Впрочем, пока с этим можно подождать. Ливия решила, что станет действовать по-другому. С этого времени она в лепешку разобьется, но войдет к дрянным мальчишкам в доверие. Что для этого нужно? Нужно прежде всего льстить их самолюбию, не скупиться на ласку и похвалы. Заступаться за них перед Августом — даже в том случае, если их проступки и у нее будут вызывать возмущение. Ссужать их деньгами — давать, сколько ни попросят (в таком деле скупиться не следует). Дать им совет поскорее обзавестись многочисленной свитой из друзей, собутыльников и клиентов[32]. Рекомендовать в их свиту самых дурных юношей из аристократических семей — таких в Риме хватает, слава великим богам. Гай и Луций должны попасть в питательную среду, которая сделает из них настоящих чудовищ, а из их свиты — подлинный бич для спокойствия и благочестия римских граждан. И с помощью агентуры фиксировать документально все прегрешения наследников, вплоть до жалобы последнего римского подметальщика улиц, которого они, скажем, обреют наголо для потехи. Или не самого подметальщика, а его некрасивую дочку.

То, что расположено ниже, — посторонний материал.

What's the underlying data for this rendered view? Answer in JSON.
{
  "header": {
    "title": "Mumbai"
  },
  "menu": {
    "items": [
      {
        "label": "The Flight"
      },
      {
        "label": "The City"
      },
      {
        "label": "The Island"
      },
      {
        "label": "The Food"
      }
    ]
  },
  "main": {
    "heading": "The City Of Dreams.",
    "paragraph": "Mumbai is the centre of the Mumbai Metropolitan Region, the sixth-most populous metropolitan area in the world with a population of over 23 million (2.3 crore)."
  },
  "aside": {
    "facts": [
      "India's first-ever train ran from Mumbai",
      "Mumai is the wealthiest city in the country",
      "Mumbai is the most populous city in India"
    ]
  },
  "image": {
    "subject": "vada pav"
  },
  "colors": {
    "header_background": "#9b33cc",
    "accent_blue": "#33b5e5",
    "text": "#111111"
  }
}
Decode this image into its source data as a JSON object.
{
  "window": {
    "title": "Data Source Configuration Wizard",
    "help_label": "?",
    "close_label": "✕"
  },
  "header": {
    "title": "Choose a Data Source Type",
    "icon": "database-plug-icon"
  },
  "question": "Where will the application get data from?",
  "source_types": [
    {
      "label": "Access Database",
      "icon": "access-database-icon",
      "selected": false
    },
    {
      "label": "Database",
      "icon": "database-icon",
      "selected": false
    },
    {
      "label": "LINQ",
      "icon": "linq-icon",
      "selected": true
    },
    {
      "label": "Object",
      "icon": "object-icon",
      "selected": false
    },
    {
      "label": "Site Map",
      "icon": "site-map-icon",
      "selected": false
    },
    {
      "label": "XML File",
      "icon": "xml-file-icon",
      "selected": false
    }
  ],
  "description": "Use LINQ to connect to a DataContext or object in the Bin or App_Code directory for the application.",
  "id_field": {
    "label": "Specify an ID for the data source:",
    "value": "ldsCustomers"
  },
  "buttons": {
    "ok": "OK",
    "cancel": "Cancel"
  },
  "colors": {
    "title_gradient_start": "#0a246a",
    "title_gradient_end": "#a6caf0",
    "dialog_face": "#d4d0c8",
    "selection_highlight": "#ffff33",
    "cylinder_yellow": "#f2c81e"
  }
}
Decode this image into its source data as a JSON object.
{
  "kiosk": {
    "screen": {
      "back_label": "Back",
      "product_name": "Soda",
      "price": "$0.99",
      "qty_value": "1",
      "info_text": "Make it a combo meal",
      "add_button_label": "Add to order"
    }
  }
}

Тиберия пока нужно придержать возле себя. И пригрозить ему, чтобы не воротил нос от Юлии, а являл собой пример образцового римского поведения — пусть Август видит контраст между ним и наследниками и понемногу склоняется на сторону пасынка. Хорошо бы заставить Тиберия еще раз — и на этот раз поудачнее — обрюхатить Юлию.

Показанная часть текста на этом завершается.